Ninety year old Amena lives with her daughter Suqurjanbegum and three of her seven grandchildren in a small hut on the outskirts of Dhaka. To get money for food, she breaks up large pieces of stone and sells them to construction workers. It’s tough work for a woman of her age, but it’s her only source of income.
When Amena first started suffering from cataracts, she thought it was nothing more than an inconvenience.
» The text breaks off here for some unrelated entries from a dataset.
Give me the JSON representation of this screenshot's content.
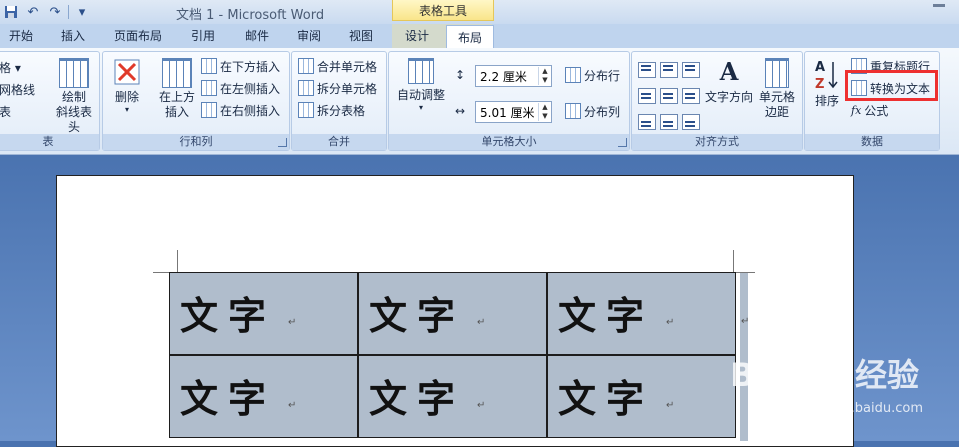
{
  "window": {
    "title": "文档 1 - Microsoft Word",
    "context_tab": "表格工具"
  },
  "qat": [
    "save-icon",
    "undo-icon",
    "redo-icon",
    "customize-icon"
  ],
  "tabs": [
    "开始",
    "插入",
    "页面布局",
    "引用",
    "邮件",
    "审阅",
    "视图",
    "设计",
    "布局"
  ],
  "active_tab": "布局",
  "ribbon": {
    "table_group": {
      "label": "表",
      "gridlines_partial": "网格线",
      "draw_diagonal": "绘制\n斜线表头",
      "partial_top": "格 ▾",
      "partial_mid": "表"
    },
    "rows_cols_group": {
      "label": "行和列",
      "delete": "删除",
      "insert_above": "在上方\n插入",
      "insert_below": "在下方插入",
      "insert_left": "在左侧插入",
      "insert_right": "在右侧插入"
    },
    "merge_group": {
      "label": "合并",
      "merge_cells": "合并单元格",
      "split_cells": "拆分单元格",
      "split_table": "拆分表格"
    },
    "cell_size_group": {
      "label": "单元格大小",
      "autofit": "自动调整",
      "height_value": "2.2 厘米",
      "width_value": "5.01 厘米",
      "distribute_rows": "分布行",
      "distribute_cols": "分布列"
    },
    "alignment_group": {
      "label": "对齐方式",
      "text_direction": "文字方向",
      "cell_margins": "单元格\n边距"
    },
    "data_group": {
      "label": "数据",
      "sort": "排序",
      "repeat_header": "重复标题行",
      "convert_to_text": "转换为文本",
      "formula": "公式"
    }
  },
  "document": {
    "cells": [
      [
        "文字",
        "文字",
        "文字"
      ],
      [
        "文字",
        "文字",
        "文字"
      ]
    ],
    "paragraph_mark": "↵"
  },
  "watermark": {
    "logo": "Bai du 经验",
    "url": "jingyan.baidu.com"
  },
  "colors": {
    "highlight": "#ee3030",
    "cell_shading": "#b0bdcc",
    "ribbon_blue": "#c6d8ef"
  }
}
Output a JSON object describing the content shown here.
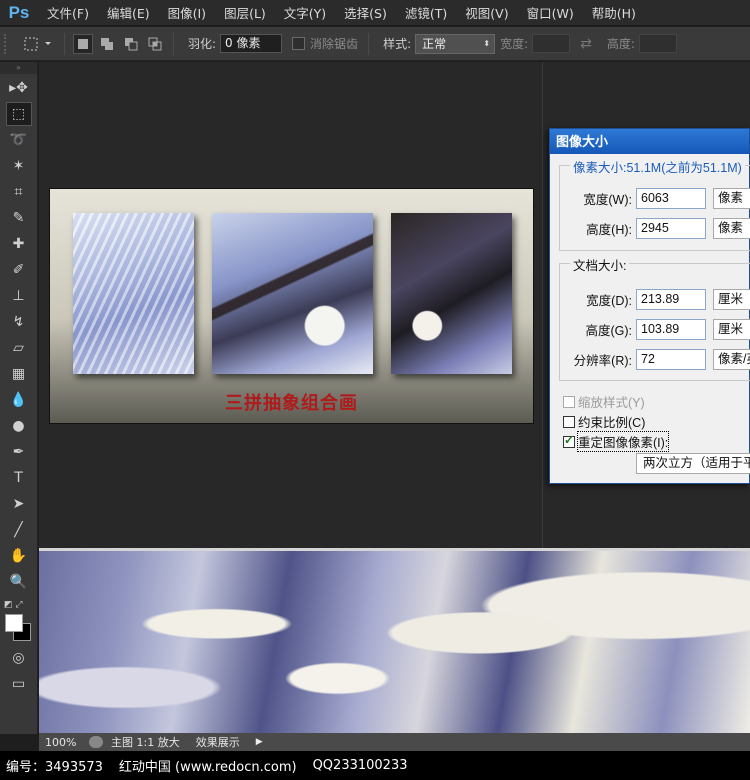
{
  "app": {
    "logo": "Ps"
  },
  "menu": [
    "文件(F)",
    "编辑(E)",
    "图像(I)",
    "图层(L)",
    "文字(Y)",
    "选择(S)",
    "滤镜(T)",
    "视图(V)",
    "窗口(W)",
    "帮助(H)"
  ],
  "options": {
    "feather_label": "羽化:",
    "feather_value": "0 像素",
    "antialias_label": "消除锯齿",
    "style_label": "样式:",
    "style_value": "正常",
    "width_label": "宽度:",
    "height_label": "高度:"
  },
  "tools": [
    {
      "name": "move-tool",
      "glyph": "▸✥"
    },
    {
      "name": "marquee-tool",
      "glyph": "⬚",
      "active": true
    },
    {
      "name": "lasso-tool",
      "glyph": "➰"
    },
    {
      "name": "magic-wand-tool",
      "glyph": "✶"
    },
    {
      "name": "crop-tool",
      "glyph": "⌗"
    },
    {
      "name": "eyedropper-tool",
      "glyph": "✎"
    },
    {
      "name": "healing-brush-tool",
      "glyph": "✚"
    },
    {
      "name": "brush-tool",
      "glyph": "✐"
    },
    {
      "name": "clone-stamp-tool",
      "glyph": "⊥"
    },
    {
      "name": "history-brush-tool",
      "glyph": "↯"
    },
    {
      "name": "eraser-tool",
      "glyph": "▱"
    },
    {
      "name": "gradient-tool",
      "glyph": "▦"
    },
    {
      "name": "blur-tool",
      "glyph": "💧"
    },
    {
      "name": "dodge-tool",
      "glyph": "●"
    },
    {
      "name": "pen-tool",
      "glyph": "✒"
    },
    {
      "name": "type-tool",
      "glyph": "T"
    },
    {
      "name": "path-selection-tool",
      "glyph": "➤"
    },
    {
      "name": "line-tool",
      "glyph": "╱"
    },
    {
      "name": "hand-tool",
      "glyph": "✋"
    },
    {
      "name": "zoom-tool",
      "glyph": "🔍"
    }
  ],
  "poster": {
    "title": "三拼抽象组合画"
  },
  "status": {
    "zoom": "100%",
    "layer": "主图 1:1 放大",
    "effect": "效果展示"
  },
  "footer": {
    "id": "编号：3493573",
    "site": "红动中国 (www.redocn.com)",
    "qq": "QQ233100233"
  },
  "dialog": {
    "title": "图像大小",
    "pixel_group": "像素大小:51.1M(之前为51.1M)",
    "px_width_label": "宽度(W):",
    "px_width_value": "6063",
    "px_width_unit": "像素",
    "px_height_label": "高度(H):",
    "px_height_value": "2945",
    "px_height_unit": "像素",
    "doc_group": "文档大小:",
    "doc_width_label": "宽度(D):",
    "doc_width_value": "213.89",
    "doc_width_unit": "厘米",
    "doc_height_label": "高度(G):",
    "doc_height_value": "103.89",
    "doc_height_unit": "厘米",
    "res_label": "分辨率(R):",
    "res_value": "72",
    "res_unit": "像素/英",
    "scale_styles": "缩放样式(Y)",
    "constrain": "约束比例(C)",
    "resample": "重定图像像素(I):",
    "resample_method": "两次立方（适用于平"
  }
}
But her condition soon took a turn for the worse, and for two or three months she was completely blind. She could barely make out her hand in front of her face. The biggest blow came when she couldn’t identify any of her seven grandchildren and had to listen to their voices to tell them apart. Her loss of sight also meant that she couldn’t work, move around independently or cook any meals – she had to depend on her family for almost everything. “When I was eating, I couldn’t even tell what was on my plate until I had tasted it. I was thankful that my family helped me, but I wanted to do things for myself,” shared Amena.
How we made a difference
Having heard from her neighbour that there would be eye doctors examining patients at a nearby youth centre, Amena decided to seek help for her vision problems. It was a decision that changed her life. She had her first eye operation, which was a great success.
Thanks to the outreach efforts by a Sightsavers-supported Vision Centre programme and Bashundhara Ad-din Hospital, Amena can now see her family again. She has also since returned to work.
“I am so happy with the service I received. I have no money, so I was very happy that I didn’t have to pay anything. When my work has finished, I will go and have the left eye operated on.”